Так и сейчас. Луны, правда, не было, но на противоположном берегу на самом верхнем этаже светилось большое окно, очевидно, мастерская художника, а на мосту тускло горели типично парижские фонари – молочный шар, а на нем шапочка. И не привычная, правда, Нева, а Сена катила у их ног свои черные, жирные от масла волны.
– Сашка, – начал он. – Хотя я и знаю: «Что наша жизнь? Игра», – но именно поэтому и именно потому, что речь пойдет об игре, я хочу прочитать тебе маленькую нотацию.
– Песталоцци? – рассмеялся Сашка.
– И Поццо ди Борго заодно. Только тот, корсиканец, был русским послом в Париже после Наполеона, а ты просто Поццо, как был им, так и остался.
Подвыпивший Ашот был красноречив и убедителен сверх меры. Он оседлал своего конька. Сашка, мол, не понимает, какая миссия ему выпала. Стоило ли драпать, чтобы тратить время и силы на всяких минкусовских Дон-Кихотов? Это ж забивание гвоздей микроскопом. Собачий бред, халоймес.

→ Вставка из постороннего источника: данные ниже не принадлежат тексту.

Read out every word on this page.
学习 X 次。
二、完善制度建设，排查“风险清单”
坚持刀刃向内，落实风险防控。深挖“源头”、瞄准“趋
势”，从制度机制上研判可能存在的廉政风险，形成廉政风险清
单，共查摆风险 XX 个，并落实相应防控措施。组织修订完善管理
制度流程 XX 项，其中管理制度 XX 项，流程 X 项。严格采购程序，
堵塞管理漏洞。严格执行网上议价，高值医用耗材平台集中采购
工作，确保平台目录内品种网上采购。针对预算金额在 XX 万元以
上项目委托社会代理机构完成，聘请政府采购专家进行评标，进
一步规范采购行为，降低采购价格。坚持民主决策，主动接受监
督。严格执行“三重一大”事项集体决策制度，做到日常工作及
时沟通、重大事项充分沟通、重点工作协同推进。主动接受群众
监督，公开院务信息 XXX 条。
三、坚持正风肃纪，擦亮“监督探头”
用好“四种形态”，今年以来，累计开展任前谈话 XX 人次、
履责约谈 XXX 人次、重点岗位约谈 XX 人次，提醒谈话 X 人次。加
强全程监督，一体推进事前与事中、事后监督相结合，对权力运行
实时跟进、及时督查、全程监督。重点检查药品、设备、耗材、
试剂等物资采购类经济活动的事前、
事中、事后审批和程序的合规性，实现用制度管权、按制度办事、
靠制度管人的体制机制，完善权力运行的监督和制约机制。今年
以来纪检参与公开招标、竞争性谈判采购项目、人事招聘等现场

– И тебе же самому скучно, сознайся. Неужели для денег? Не верю! И неужели нет в вашем идиотском Нью-Йорке человека, который подошел бы к тебе и сказал: «Мистер Куницын, давайте перевернем мир! Пусть он ахнет и застынет изумленный, забыв о всяких там выборах, инфляции и нейтронных бомбах. Давайте поставим с вами не знаю что – „Божественную комедию“, „Илиаду“, Арт Бухвальда, на худой конец». Неужели ни разу никто не подошел? У вас же миллиардеров пруд пруди. И все они филантропы, не знают, куда деньги сунуть, чтоб поменьше налогов платить. Неужели среди них ни одного меломана, балетомана, в конце концов, которого можно охмурить? Ты ж у нас обаяшка по этой части.
Сашка слушал молча, не перебивая. Ломал какую-то веточку, бросал в воду.
Ашот вспомнил «Шинель», которой увлекся перед самым его отъездом… Акакий Акакиевич!
– А может, и не Акакия Акакиевича, а саму Шинель сыграть? Мягкую, уютную, обнимающую со всех сторон, пелеринки развеваются, ветер, ночь, пустынная площадь… И исчезает с грабителями. Так ее и вижу, сорванную с плеч старика, рвущуюся к нему. И старая шинель, капот – тоже ты. Жалкая, прохудившаяся, с дырками на плечах, Одетта и Одиллия… Ах, Сашка, Сашка, само ж просится…
– Ты кончил?
– Кончил.
– Дай-ка мне твою трубочку.
Ашот протянул свою старую, прокуренную пенковую трубку. Это был знак высшего расположения, высшего доверия. У знатоков-курильщиков есть даже такая заповедь – жену, коня и трубку не уступают никому. И только с Сашкой Ашот изменял этой заповеди. Ближайшему другу разрешалось.
Сашка прикурил, затянулся несколько раз.
– Видишь ли, Ашотик мой дорогой.
Ашот уже по этому «видишь ли» понял, что весь его заряд прошел мимо, не задев Сашку. Нет, может быть, и задев – кто не хочет быть Нижинским, особенно когда говорят, что он именно ты, – но в том, что говорил Сашка, было столько рационального, трезвого, взвешенного и так мало огня и задора, которые так отличали Сашку от всех других.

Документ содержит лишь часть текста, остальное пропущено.